Information disclosure
An attacker could scrape public code repositories
for Package.swift
files that use hardcoded credentials in dependency URLs,
and attempt to reuse those credentials to impersonate the user.
dependencies: [
.archive(name: "TopSecret",
url: "https://<token>:x-oauth-basic@github.com/Mona/TopSecret/archive/1.0.0.zip",
checksum: "2c4a4ce92225fb766447c1757abb916e13f68eba0459f1287ee62e4941d89bbf")
]
This kind of attack can be mitigated on an individual basis by using an unauthenticated URL and setting a mirror.
$ swift package config set-mirror \
--original-url https://github.com/Mona/TopSecret/archive/1.0.0.zip \
--mirror-url https://<token>:x-oauth-basic@github.com/Mona/TopSecret/archive/1.0.0.zip
The risk could be mitigated for all users
if Swift Package Manager forbids the use of hardcoded credentials
in Package.swift
files.
Denial of service
An attacker could scrape public code repositories
for Package.swift
files that declare source archive dependencies
and launch a denial-of-service attack
in an attempt to reduce the availability of those resources.
The likelihood of this attack is generally low but could be used in a targeted way against resources known to be important or expensive to distribute.
This threat can be mitigated by obfuscating dependency URLs, such that they can't be pattern matched from source code.
func rot13(_ string: String) -> String {
String(string.unicodeScalars.map { unicodeScalar in
var value = unicodeScalar.value
switch unicodeScalar {
case "A"..."M", "a"..."m": value += 13
case "N"..."Z", "n"..."z": value -= 13
default: break
}
return Character(Unicode.Scalar(value)!)
})
}
dependencies: [
.archive(name: "TopSecret",
url: rot13("uggcf://tvguho.pbz/Zban/GbcFrperg/nepuvir/1.0.0.mvc"),
// ^ "https://github.com/Mona/TopSecret/archive/1.0.0.zip"
checksum: "2c4a4ce92225fb766447c1757abb916e13f68eba0459f1287ee62e4941d89bbf")
]
Important: Never store credentials in code β even if they're obfuscated.
Escalation of privilege
There are no known threats of privilege escalation threats arising from downloading and resolving dependencies. However, even authentic packages from trusted creators can contain malicious code.
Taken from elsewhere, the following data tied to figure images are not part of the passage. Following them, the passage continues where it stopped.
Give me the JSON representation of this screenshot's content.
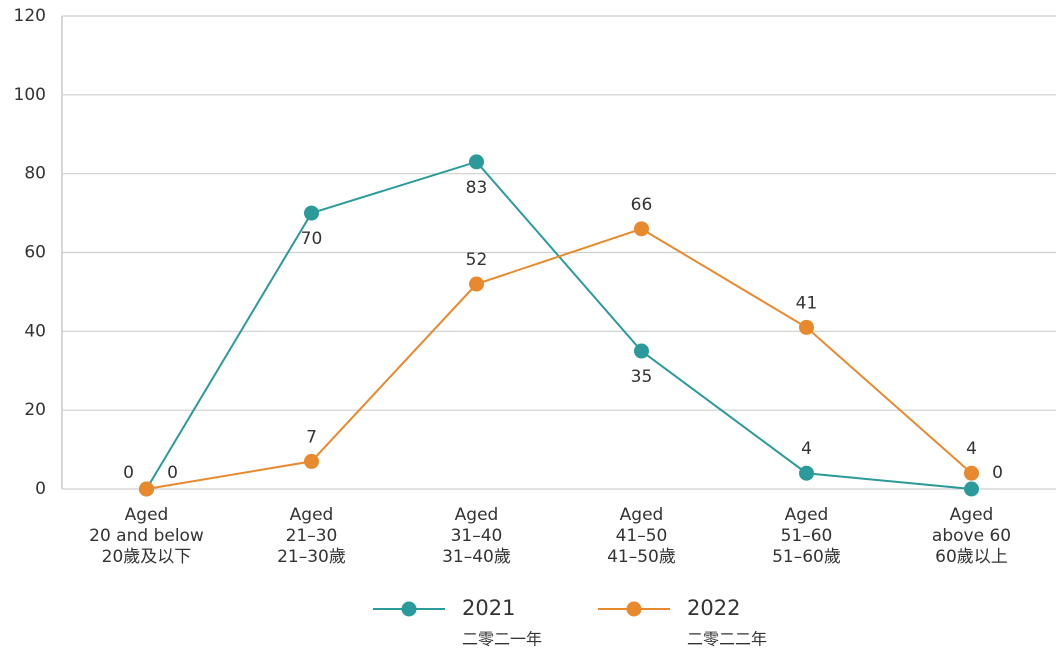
{
  "chart_data": {
    "type": "line",
    "categories": [
      [
        "Aged",
        "20 and below",
        "20歲及以下"
      ],
      [
        "Aged",
        "21–30",
        "21–30歲"
      ],
      [
        "Aged",
        "31–40",
        "31–40歲"
      ],
      [
        "Aged",
        "41–50",
        "41–50歲"
      ],
      [
        "Aged",
        "51–60",
        "51–60歲"
      ],
      [
        "Aged",
        "above 60",
        "60歲以上"
      ]
    ],
    "series": [
      {
        "name": "2021",
        "name_alt": "二零二一年",
        "color": "#2a9a9a",
        "values": [
          0,
          70,
          83,
          35,
          4,
          0
        ]
      },
      {
        "name": "2022",
        "name_alt": "二零二二年",
        "color": "#e8892e",
        "values": [
          0,
          7,
          52,
          66,
          41,
          4
        ]
      }
    ],
    "ylim": [
      0,
      120
    ],
    "yticks": [
      0,
      20,
      40,
      60,
      80,
      100,
      120
    ],
    "grid": true,
    "legend": "bottom"
  }
}
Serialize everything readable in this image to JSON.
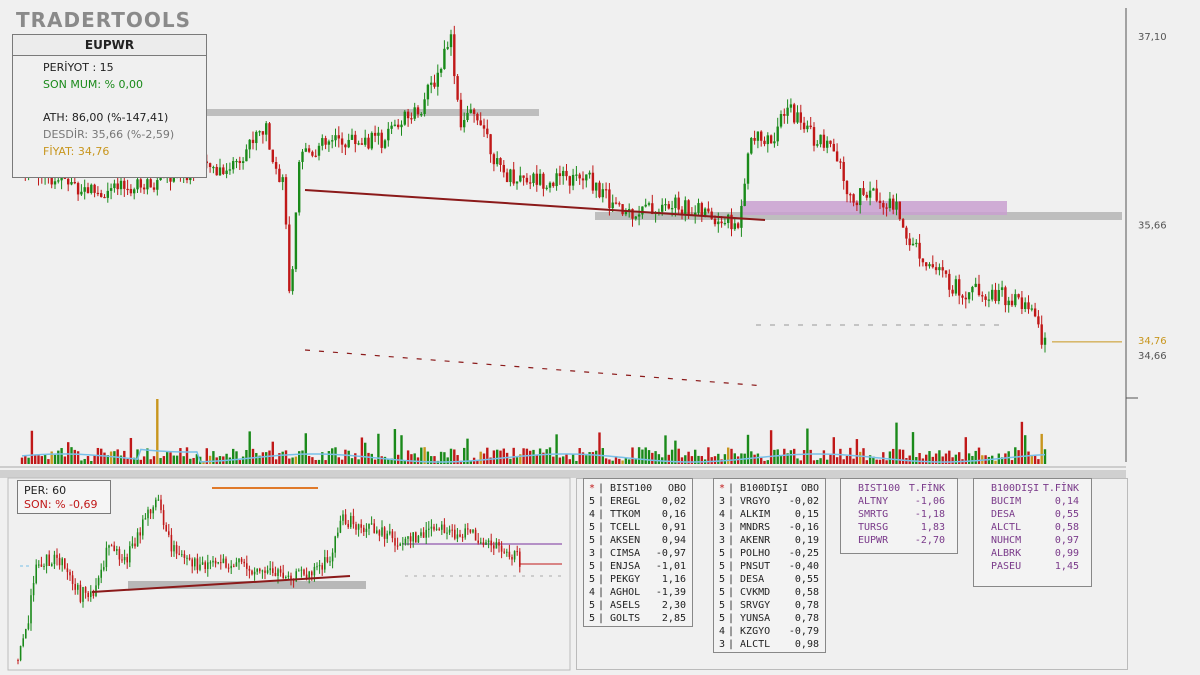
{
  "app": {
    "logo": "TRADERTOOLS"
  },
  "colors": {
    "up": "#1a8a1a",
    "down": "#c01818",
    "trend": "#8b1a1a",
    "zone_gray": "#b8b8b8",
    "zone_purple": "#c9a0d0",
    "price": "#c8961e",
    "vol_ma": "#79c0e8"
  },
  "info": {
    "symbol": "EUPWR",
    "period": "PERİYOT : 15",
    "last_candle": "SON MUM: % 0,00",
    "ath": "ATH: 86,00 (%-147,41)",
    "desdir": "DESDİR: 35,66 (%-2,59)",
    "price": "FİYAT: 34,76"
  },
  "mini": {
    "per": "PER: 60",
    "son": "SON: % -0,69"
  },
  "chart_data": {
    "type": "candlestick",
    "timeframe": "15",
    "y_ticks": [
      "37,10",
      "35,66",
      "34,66"
    ],
    "price_label": "34,76",
    "price": 34.76,
    "resistance": 35.66,
    "ath": 86.0,
    "ylim": [
      33.9,
      37.3
    ]
  },
  "tables": [
    {
      "header": [
        "*",
        "BIST100",
        "OBO"
      ],
      "rows": [
        [
          "5",
          "EREGL",
          "0,02"
        ],
        [
          "4",
          "TTKOM",
          "0,16"
        ],
        [
          "5",
          "TCELL",
          "0,91"
        ],
        [
          "5",
          "AKSEN",
          "0,94"
        ],
        [
          "3",
          "CIMSA",
          "-0,97"
        ],
        [
          "5",
          "ENJSA",
          "-1,01"
        ],
        [
          "5",
          "PEKGY",
          "1,16"
        ],
        [
          "4",
          "AGHOL",
          "-1,39"
        ],
        [
          "5",
          "ASELS",
          "2,30"
        ],
        [
          "5",
          "GOLTS",
          "2,85"
        ]
      ]
    },
    {
      "header": [
        "*",
        "B100DIŞI",
        "OBO"
      ],
      "rows": [
        [
          "3",
          "VRGYO",
          "-0,02"
        ],
        [
          "4",
          "ALKIM",
          "0,15"
        ],
        [
          "3",
          "MNDRS",
          "-0,16"
        ],
        [
          "3",
          "AKENR",
          "0,19"
        ],
        [
          "5",
          "POLHO",
          "-0,25"
        ],
        [
          "5",
          "PNSUT",
          "-0,40"
        ],
        [
          "5",
          "DESA",
          "0,55"
        ],
        [
          "5",
          "CVKMD",
          "0,58"
        ],
        [
          "5",
          "SRVGY",
          "0,78"
        ],
        [
          "5",
          "YUNSA",
          "0,78"
        ],
        [
          "4",
          "KZGYO",
          "-0,79"
        ],
        [
          "3",
          "ALCTL",
          "0,98"
        ]
      ]
    }
  ],
  "fink": [
    {
      "header": [
        "BIST100",
        "T.FİNK"
      ],
      "rows": [
        [
          "ALTNY",
          "-1,06"
        ],
        [
          "SMRTG",
          "-1,18"
        ],
        [
          "TURSG",
          "1,83"
        ],
        [
          "EUPWR",
          "-2,70"
        ]
      ]
    },
    {
      "header": [
        "B100DIŞI",
        "T.FİNK"
      ],
      "rows": [
        [
          "BUCIM",
          "0,14"
        ],
        [
          "DESA",
          "0,55"
        ],
        [
          "ALCTL",
          "0,58"
        ],
        [
          "NUHCM",
          "0,97"
        ],
        [
          "ALBRK",
          "0,99"
        ],
        [
          "PASEU",
          "1,45"
        ]
      ]
    }
  ]
}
Code analysis tools can help, to some degree, as can system permissions and other OS-level security features. But developers are ultimately the ones responsible for the code they ship to users.
Impact on existing packages
Current packages won't be affected by this change, as they'll continue to be able to specify and download dependencies using Git. Swift developers can opt-in to source archives on a per-dependency basis.
Alternatives considered
Use of tar
or other archive formats
Swift Package Manager currently uses Zip archives for binary dependencies, which is reason enough to use it again here.
We briefly considered tar
as an archive format
but concluded that its behavior of preserving symlinks and executable bits
served no useful purpose in the context of package management,
and instead raised concerns about portability and security.
Use of digital signatures
SE-0272 includes discussion about the use of digital signatures for binary dependencies, concluding that they were unsuitable because of complexity around transitive dependencies. However, it's unclear what specific objections were raised in this proposal. We didn't see anything inherent tension with the example provided, and no further explanation was given.
Without understanding the context of this decision, we decided it was best to abide by this determination and instead discuss adding this functionality in a future proposal. For the reasons outlined in the preceding Security section, we believe that digital signatures may offer additional guarantees of authenticity and non-repudiation beyond what's possible with checksums alone.
Future directions
The functionality described in this proposal lays the groundwork for future integration with package registries β specifically, the ability to generate source archives, verify their integrity, and download them over HTTP independently of Git.